Challenge 4 - Help Pythagoras Junior

triangles

Pythagoras Junior is not a great mathematician like his great great great grandfather. When he gets a list of numbers, he finds it hard to match 3 numbers and create a triangle out of them.

You need to help Pythagoras Junior to identify which is the smallest possible triangle given a list of side lengths. We define the smallest triangle as the one with the minimum perimeter.

Input

The first line will contain an integer C, the number of cases for our problem.
Each case consists of a line starting with an integer N, the number of sides, followed by N integers, each indicating the length of a side.

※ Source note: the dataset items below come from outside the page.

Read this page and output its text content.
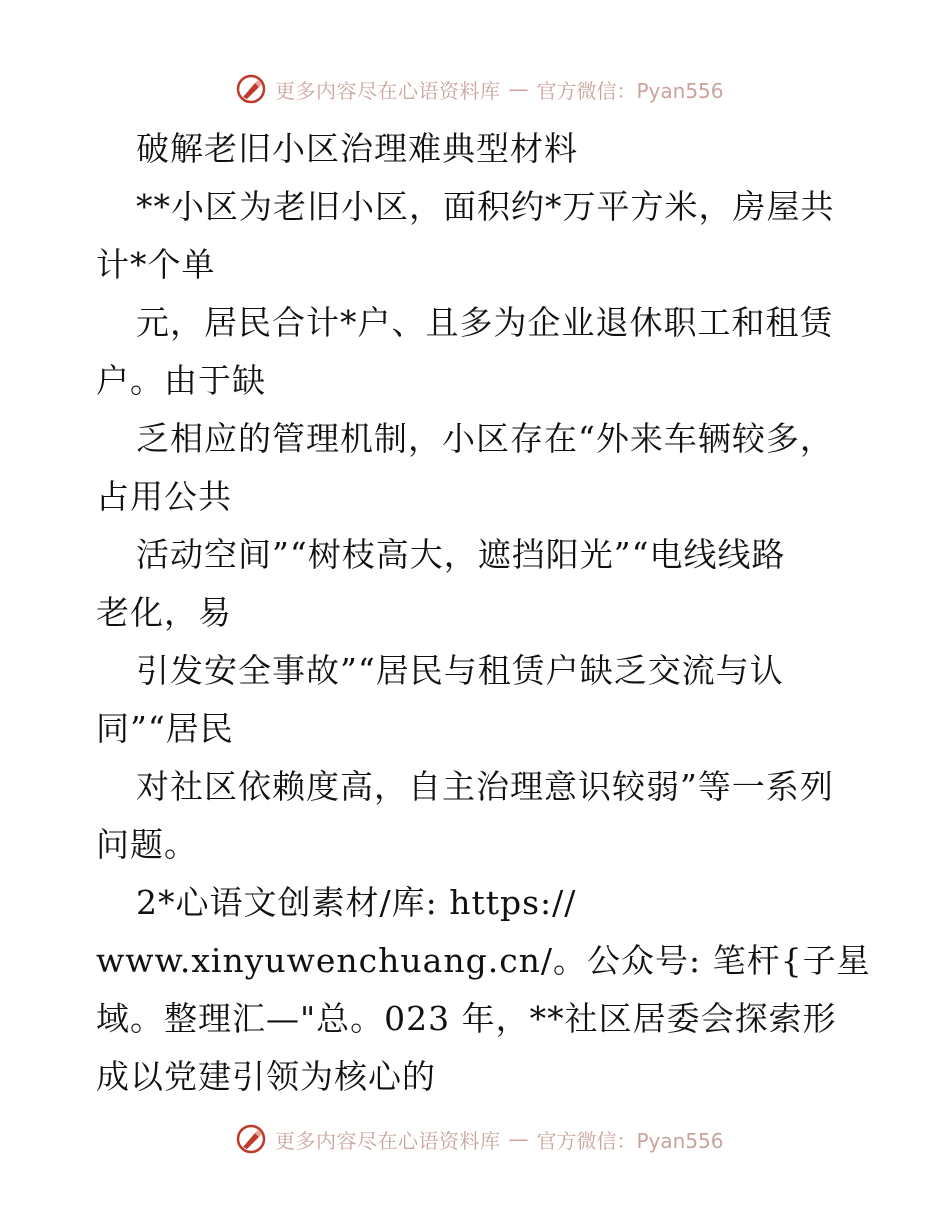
更多内容尽在心语资料库 — 官方微信：Pyan556
破解老旧小区治理难典型材料
**小区为老旧小区，面积约*万平方米，房屋共
计*个单
元，居民合计*户、且多为企业退休职工和租赁
户。由于缺
乏相应的管理机制，小区存在“外来车辆较多，
占用公共
活动空间”“树枝高大，遮挡阳光”“电线线路
老化，易
引发安全事故”“居民与租赁户缺乏交流与认
同”“居民
对社区依赖度高，自主治理意识较弱”等一系列
问题。
2*心语文创素材/库: https://
www.xinyuwenchuang.cn/。公众号: 笔杆{子星
域。整理汇—"总。023 年，**社区居委会探索形
成以党建引领为核心的
更多内容尽在心语资料库 — 官方微信：Pyan556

All the integers are separated by spaces.

Output

For each case, a line starting with "Case #x: " followed by the perimeter of the smallest triangle or, if it's not possible to form a valid triangle, "IMPOSSIBLE". Every line is followed by a new line character.

Examples

Case 1:

6 13 9 1 13 17 6

Case 2:

7 110 40 10 1 20 60 3

In Case 1, the answer is 27, as the triangle with the smallest perimeter is (13, 13, 1).
In Case 2, the answer is IMPOSSIBLE. You cannot create a valid triangle from any three of the given numbers.

Limits

3 ≤ N ≤ 10⁵
1 ≤ Lengths ≤ 2³²

Sample Input

2
6 13 9 1 13 17 6
7 110 40 10 1 20 60 3

Sample Output

Case #1: 27
Case #2: IMPOSSIBLE